Age: 20; Acquired: 5th Round, 132nd overall, 2018

Pajuniemi, who is unsigned, has been to the MSG Training Center at every opportunity since he was drafted. He took a big leap forward toward getting a Rangers ELC this past season, when he put up nearly a point a game with TPS. With an excellent shot, as well as good skating and passing ability, he will need to continue refining his two-way game to make it in the NHL. Pajunuemi is a potential bottom nine forward who has another year on his contract in Europe.

  1. Adam Huska, G, Hartford Wolf Pack (AHL), 6.0D

Age: 23; Acquired: 7th Round, 184th overall, 2015

The Rangers had selected two netminders in 2014 and felt that they did not want to pick another, but when Huska dropped to the Seventh Round, they just could not resist. Huska was just too good to leave on the board. Huska was excellent when playing for the University of Connecticut, but has not done as well in the pro ranks in his first two seasons. With some netminders, it does take time, but Huska spent part of the season in Maine, and in February, veteran J-F Berube was traded for, and he shared the number one position in Hartford until the season was suspended. Although Huska was called to Rangers reopening camp, he was not taken to the Toronto bubble.

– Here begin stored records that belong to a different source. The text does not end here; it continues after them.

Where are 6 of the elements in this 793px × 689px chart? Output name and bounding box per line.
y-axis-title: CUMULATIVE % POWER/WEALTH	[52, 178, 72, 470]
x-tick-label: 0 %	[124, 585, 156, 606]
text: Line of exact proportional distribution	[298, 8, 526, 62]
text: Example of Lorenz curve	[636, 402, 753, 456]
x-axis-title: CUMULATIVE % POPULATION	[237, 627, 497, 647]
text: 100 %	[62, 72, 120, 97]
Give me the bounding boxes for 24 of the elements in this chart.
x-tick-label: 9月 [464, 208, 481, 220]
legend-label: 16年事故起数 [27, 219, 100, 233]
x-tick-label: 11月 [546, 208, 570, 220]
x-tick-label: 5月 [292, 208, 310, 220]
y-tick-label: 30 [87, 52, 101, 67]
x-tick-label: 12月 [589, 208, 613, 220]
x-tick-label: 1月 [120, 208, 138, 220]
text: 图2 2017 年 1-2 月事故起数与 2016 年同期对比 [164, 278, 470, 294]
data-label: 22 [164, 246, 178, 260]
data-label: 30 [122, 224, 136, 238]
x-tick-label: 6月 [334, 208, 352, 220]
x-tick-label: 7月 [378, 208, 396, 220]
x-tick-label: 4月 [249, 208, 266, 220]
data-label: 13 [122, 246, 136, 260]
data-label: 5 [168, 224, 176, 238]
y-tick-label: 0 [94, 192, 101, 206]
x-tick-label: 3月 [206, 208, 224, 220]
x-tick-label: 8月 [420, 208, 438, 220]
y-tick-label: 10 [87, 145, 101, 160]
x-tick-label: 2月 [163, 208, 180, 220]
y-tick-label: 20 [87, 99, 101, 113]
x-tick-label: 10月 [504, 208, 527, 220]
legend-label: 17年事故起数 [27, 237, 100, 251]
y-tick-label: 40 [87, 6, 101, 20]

  1. Simon Kjellberg, LD, RPI (NCAA), 6.0D

Age: 20; Acquired: 6th Round, 163rd overall, 2018

A good-sized defensive defenseman, Kjellberg played in Europe in anonymity until the Rangers drafted him in the late rounds of the 2018 draft and suggested that he come to North America. The son of Patrik Kjellberg, former NHL winger and current Rangers’ European scout, Simon played well in the USHL during 2018-19 and has continued his development at RPI during this past season.